BECAS
CACCHIARELLI Paolo
congresos y reuniones científicas
Título:
Bioinformatics at the population level of biological organization: development of a methodology for estimating classical genetic parameters from multivariate categorical data
Autor/es:
MACAT, PAULA; KOVALEVSKI, LEANDRO; CACCHIARELLI, PAOLO; QUAGLINO, MARTA; PRATTA, GUILLERMO R.
Lugar:
Mar del Plata
Reunión:
Congreso; IX Argentinian Congress of Bioinformatics and Computational Biology 9CAB2C; 2018
Institución organizadora:
Asociación Argentina de Bioinformática y Biología Computacional - A2B2C
Resumen:
Bioinformatics has been extensively applied at the molecular level of biological organization but challenges are still a vacancy area for other more complex hierarchy of life, such as the population level.
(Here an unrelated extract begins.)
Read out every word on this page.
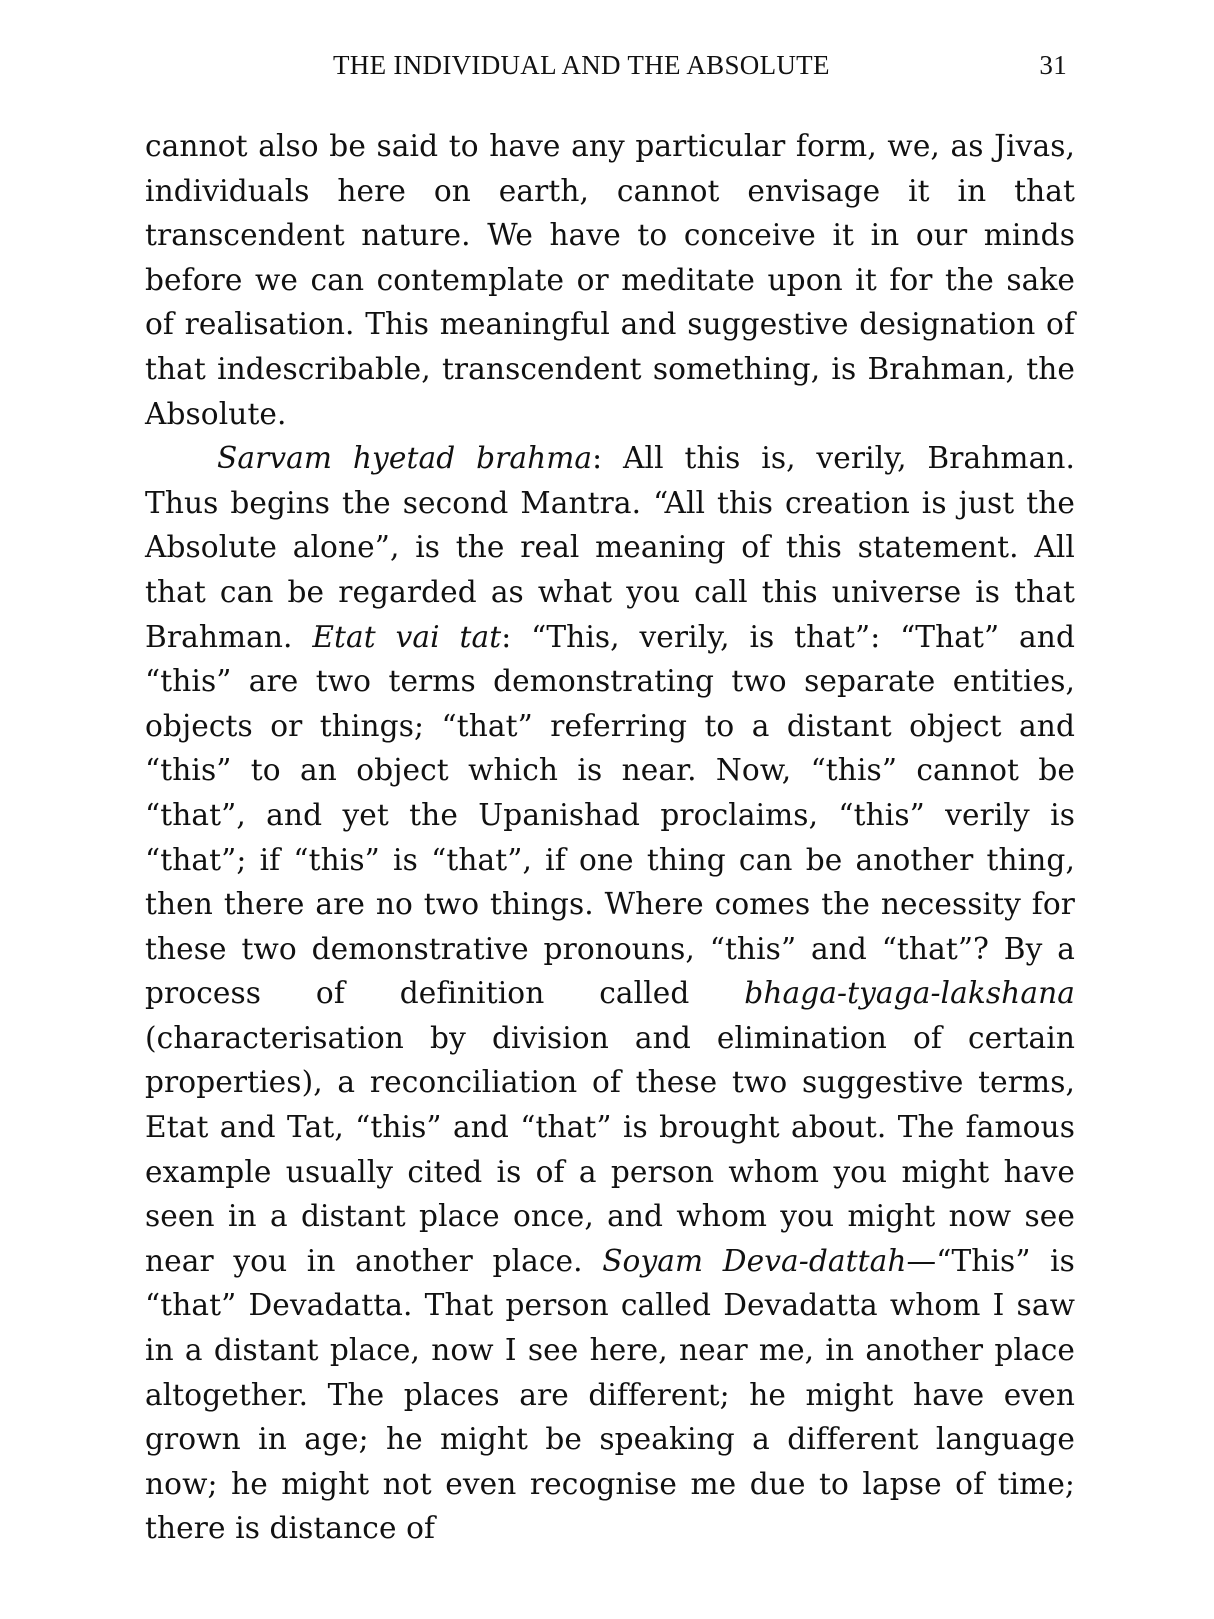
THE INDIVIDUAL AND THE ABSOLUTE	31

cannot also be said to have any particular form, we, as Jivas, individuals here on earth, cannot envisage it in that transcendent nature. We have to conceive it in our minds before we can contemplate or meditate upon it for the sake of realisation. This meaningful and suggestive designation of that indescribable, transcendent something, is Brahman, the Absolute.

Sarvam hyetad brahma: All this is, verily, Brahman. Thus begins the second Mantra. “All this creation is just the Absolute alone”, is the real meaning of this statement. All that can be regarded as what you call this universe is that Brahman. Etat vai tat: “This, verily, is that”: “That” and “this” are two terms demonstrating two separate entities, objects or things; “that” referring to a distant object and “this” to an object which is near. Now, “this” cannot be “that”, and yet the Upanishad proclaims, “this” verily is “that”; if “this” is “that”, if one thing can be another thing, then there are no two things. Where comes the necessity for these two demonstrative pronouns, “this” and “that”? By a process of definition called bhaga-tyaga-lakshana (characterisation by division and elimination of certain properties), a reconciliation of these two suggestive terms, Etat and Tat, “this” and “that” is brought about. The famous example usually cited is of a person whom you might have seen in a distant place once, and whom you might now see near you in another place. Soyam Deva-dattah—“This” is “that” Devadatta. That person called Devadatta whom I saw in a distant place, now I see here, near me, in another place altogether. The places are different; he might have even grown in age; he might be speaking a different language now; he might not even recognise me due to lapse of time; there is distance of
In fact, natural evolution and plant and animal breeding are emergent properties of populations. Classical Quantitative Genetics developed sophisticated mathematical and statistical models for analysing the inheritance of complex traits mostly based on parametric tests such as ANOVA, ANCOVA and correlation. Presently, molecular biology technics allow gaining high amounts of categorical data, for instance: presence or absence of polypeptides at a given tissue, which become true complex traits when submitted to integrative analysis. In previous reports, we informed advances in the development of a methodology for estimating the classical parameters average and variety heterosis, provided by the classical mating design of diallel crosses for phenotypic traits, to the polypeptide profiles from the pericarp at different ripening stages of tomato fruits harvested on homozygous and heterozygous genotypes. This approach was based on PerMANOVA test, a multivariate inference analysis suitable for dichotomic data. In the present communication, we report the estimation of variety effect and specific heterosis from the same database, which resulted statistically significant among the five parents and their 10 diallel hybrids. From a biological and agronomical viewpoint, this finding implies that polypeptide expression along tomato ripening is regulated by both additive and non-additive (dominance and epistasis) gene actions, so that if a given polypeptide pattern is desired, artificial selection followed by hybridization among pure lines should be achieved. From a Bioinformatics and Statistics viewpoint, we demonstrated that non parametrical model could be applied for estimating classical genetic parameters for categorical data generated by molecular technics.